I also saw the crows, watching us in the trees.
They were white and their eyes were friendly. They were on my side, yet they did not intervene.
Then there was the accident. I saw myself driving along the intersection where there was another crow sitting on a pole by the side of the road. A dark shape came towards me to push me off the road but a bolt of lightning struck the car, which spun back into the road, hitting a barrier.
This was what I remembered when I woke up. These were the images that filled my head.
I had no idea how long I had been unconscious but there was a sense of it being a long time.
The old man came to check on me.
“You okay?” he asked me, helping me to sit next to the fire again. He brought me some bread to eat and tea to drink.
I told him what I remembered, a jumbled mess of confusing images.
“Now is time for catching fish,” he said, encouraging me. “Soon, will stop. You must catch as many fish as possible.”
He nodded and in the middle of telling a story, he suddenly held up his hand.
“No, not right.”
I was talking about the night my family was attacked. I was trying to describe the attacker.

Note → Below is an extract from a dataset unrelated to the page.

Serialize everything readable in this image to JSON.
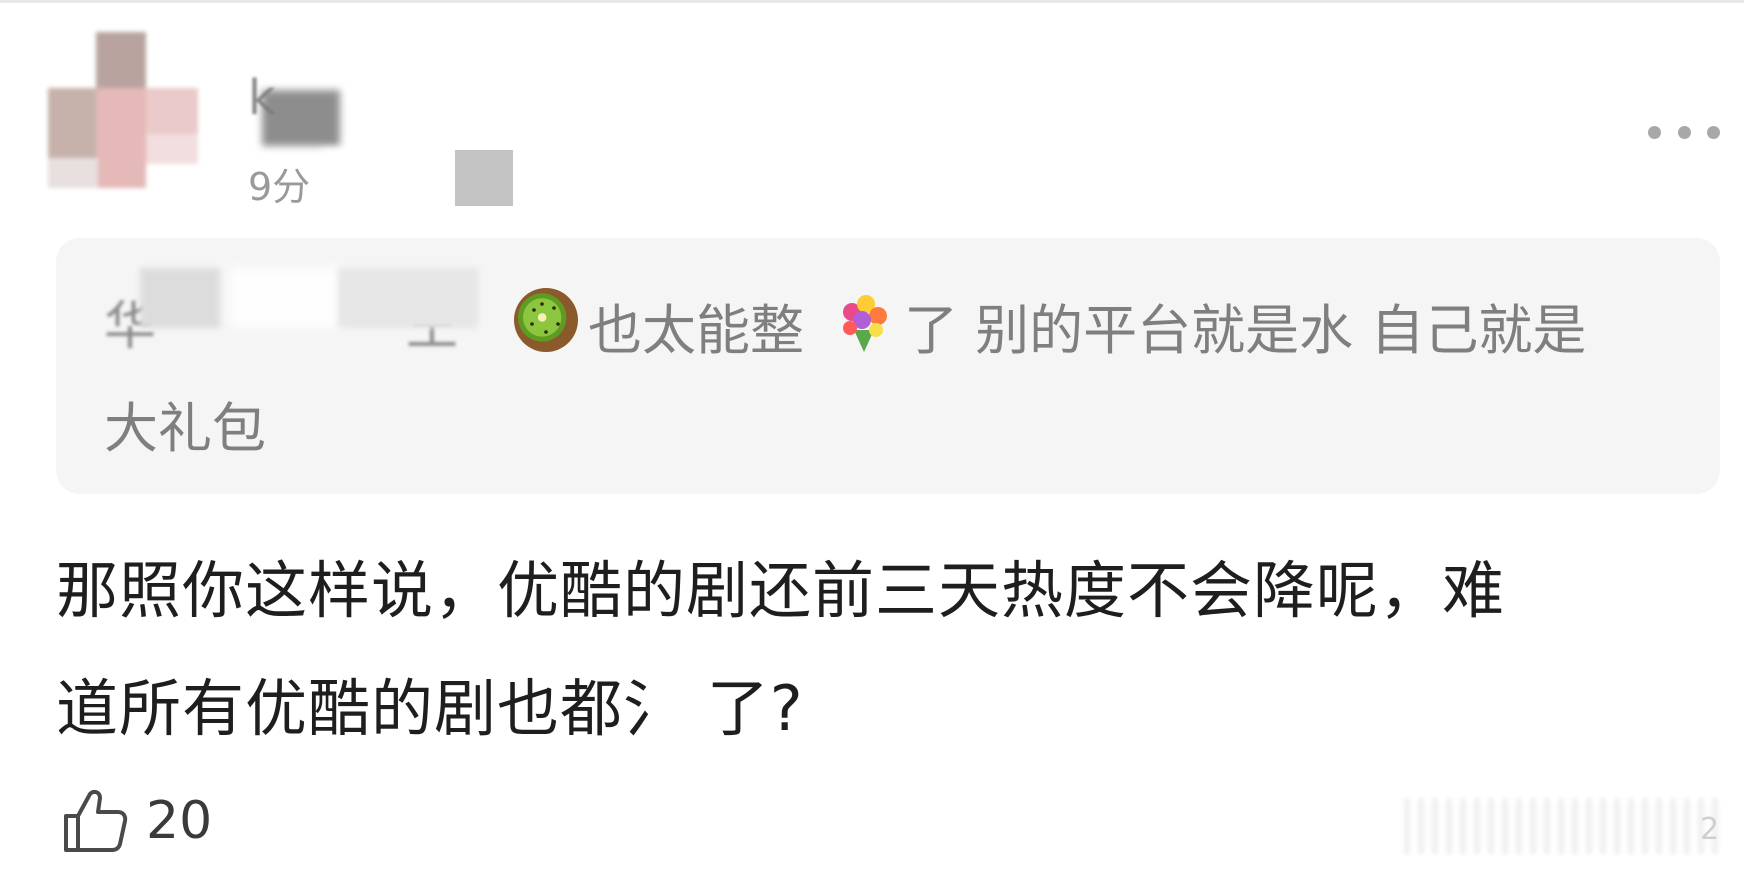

“This about you,” he said, his eyes suddenly very clear. “Only you, not them.”
His words sort of made sense but I could not quite grasp it.
“And the accident?”
“Not your time,” he said, shaking his head.
“That was… why the crow was there?”
He nodded his head.
“Your work, not done.”
My work? What was he talking about?
She doesn’t seem to get many answers from the old man.
When the sun slipped behind the mountains, Jack appeared and took me home.